Она откапывает в своей сумке таблетки и удобно устраивается на полу. Методично кладёт их в рот, одну за другой.

«Нет никаких дверей. Можно уйти и так».

Успевает съесть три или четыре, прежде чем мужчина дёргается, просыпаясь, и с лёгкостью отнимает остатки пачки.

Съеденная доза вызывает лишь безразличие. Облегчения не наступает. Соня с удивлением наблюдает, как она же сидит на полу, обдолбано глядя на воздух – густой, словно кисель.

На четвёртый день они выходят гулять. Мужчина крепко держит её за руку, – со стороны это походит на влюблённых школьников, – рядом с дорогой стискивая пальцы так, будто боится, что в любой момент она может ринуться под колёса машины.

Определённо может.

Они идут к лесу, мимо той самой берёзы и мятлика к розовым кустам иван-чая, подсвеченным золотистыми солнечными лучами.

Там мужчина тихонько отпускает Соню, и она смиренно следует рядом. На его лице написана смертельная усталость, – должно быть, казнит себя, но это происходит молча, а потому безжалостно. Они садятся на ствол мёртвого дерева, упавшего так давно, что кора успела облезть, а древесина стать серой и бархатистой.

– Знаете… Это прозвучит странно… Вы, возможно, не поверите, но… – глухо выдаёт мужчина. – Этой веткой… – при упоминании ветки Соня непроизвольно вздрагивает и съёживается, – я хотел сделать приятное.

– Приятное, да, – повторяет она, наблюдая, как шмель садится на лиловый цветок, и тот изящно прогибается под его внушительным весом.

Вместо сильного мужчины перед ней предстаёт нескладный маленький мальчик – брошенный всеми и всеми забытый, в расхлябанных сандаликах со стоптанными задниками, изодранной коленкой с засохшим поверх болячки струпом и в рубашке с пуговицами, болтающимися на нитках.
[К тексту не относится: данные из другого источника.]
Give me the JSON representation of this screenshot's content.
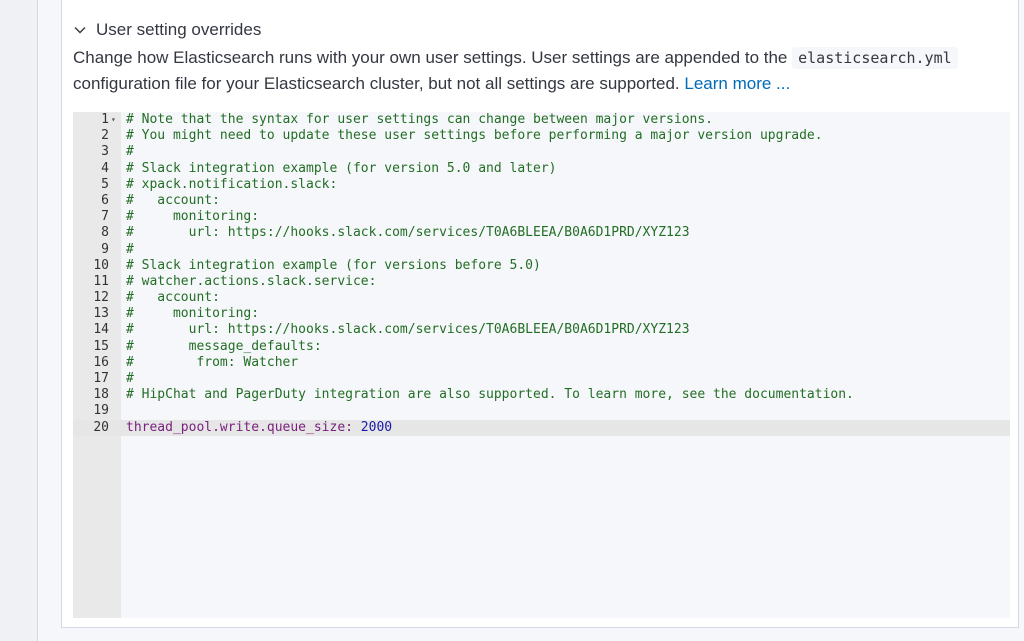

В кармане – колючие крошки от булки, огрызок карандаша и самодельный человечек, смотанный из куска найденной на дороге проволоки. Руки в цыпках, заусенцы под корень обкусаны. Глаза глубокие, серьёзные не по-детски.

Ему так бесприютно, что Соню, словно холодным облаком, накрывает всеобъемлющей жалостью, – жалостью материнской, замешанной на безусловном принятии и самопожертвовании. Пронзительное чувство бьётся подранком где-то под сердцем.

«Гладить и гладить по голове, целовать в висок и жалеть, дать ему живительного тепла, спасти, вытеснить необъяснимую жестокость своей любовью и состраданием».

– Я хочу сырок, – произносит Соня.

– Сырок? – оживлённо переспрашивает мужчина. – Хорошо. Пойдёмте, купим сырок. Ванильный, да?

– Да, – Соня поднимает глаза, и на её измождённом лице мелькает слабая улыбка, которая тут же гаснет.

…Они доходят до супермаркета. При их приближении стеклянные двери призывно раздвигаются, приглашая войти. Внутри ярко горит свет, ходят с тележками люди, и Соня резко отшатывается.

– Идёмте, – говорит мужчина, крепко стискивая её руку.

– Я не пойду, – говорит она, упираясь. – Тут подожду. Ладно?

Он пристально смотрит ей в лицо. Взволнованно произносит:

– Леди… я застану Вас здесь, когда вернусь? Так ведь?

Открытые настежь двери ждут.

– Да, – коротко кивает она. И снова её лицо озаряет блуждающая улыбка – только на полсекунды.

Нервно моргая, он отпускает её руку и напряжённо следит за реакцией: кажется, ждёт, что вот сейчас она рванёт с места в карьер и диким мустангом ускачет в прерию. Но Соня делает шаг к поручню, установленному на крыльце, и, взявшись за него по-детски – рука к руке, – застывает статуей.

– Не бойся, – говорит она грустно, – я буду ждать тебя, сколько потребуется.

– Ладно. Ну… ладно, что ж.

Мужчина неуверенно заходит внутрь, – прозрачные двери сходятся за спиной. Сквозь стекло видно, как, огибая тележки и покупателей, он бежит в молочный отдел, будто речь идёт о жизни и смерти, а не о банальном сырке, – ванильном сырке, для Сони.